Book Descriptions
for No More Strangers Now by Tim McKee
From Cooperative Children's Book Center (CCBC)
Tim McKee's interviews with 12 South African teenagers are presented here as lively first-person narratives, with each teen describing his or her life before and after the end of apartheid. Selected from 65 interviews the author conducted over a ten-month period in 1995-96, these 12 adolescent voices represent a range of personal histories and perspectives: Nithinia Martin, an 18-year-old Coloured woman, speaks candidly about race relations and her strong desire throughout childhood and adolescence to be like the white kids; 17-year-old Michael Njova was an abandoned child who survived by "stealing and stabbing" on the streets of Johannesburg until he was caught and sent to an orphanage at age 13; Vuyiswa Mbambisa, 16, grew up in exile with her mother in Angola and returned to Soweto as a young teenager to live with her grandmother, finding conditions much worse than she had expected; 16-year-old Mark Abrahamson had always taken his life of white privilege for granted until the breakdown of apartheid allowed him to see, close-up, how bad conditions were in the Black townships; and 15-year-old Pfano Takalani, living a traditional life in a remote rural area in Venda, comments that the biggest change in his life in the past few years occurred when his eldest brother was installed as chief in 1993. Eight of the 12 teens interviewed are Black and, with the exception of Pfano Takalani, each of them describes a childhood defined by poverty, brutality and oppression, and each one speaks with an amazing lack of bitterness. All 12 -- Black, white, Coloured and Indian -- have high hopes for a future where opportunity, freedom and equality will replace poverty, brutality and oppression. As 18-year-old Bandile Mashinini says: "We have a new constitution, and it's a great foundation, but it's still only ink on paper. I want to make sure we build well on top of it." This book gives us hope that he and his peers will be able to do just that. (Ages 12-18)

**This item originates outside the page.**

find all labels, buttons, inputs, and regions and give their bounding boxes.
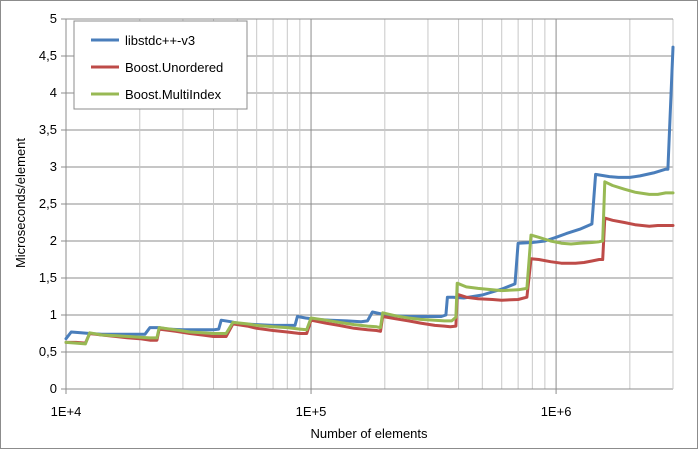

CCBC Choices 1998. © Cooperative Children's Book Center, Univ. of Wisconsin - Madison, 1998. Used with permission.
From The Jane Addams Children's Book Award
Just four years after South Africa abolished apartheid as a national, legal practice, thirteen South African teens tell stories about living under apartheid and about learning to take part in the New South Africa. Expressing guilt, anger, jealousy, love, and, most importantly, hope, these white, Coloured and African teens are ready for change, acceptance and equality. Eager to be a part of this change through the way they treat one another, they face their futures with openness to new ideas and a thirst for education.
The Jane Addams Children's Book Award: Honoring Peace and Social Justice in Children's Books Since 1953. © Scarecrow Press, 2013. Used with permission.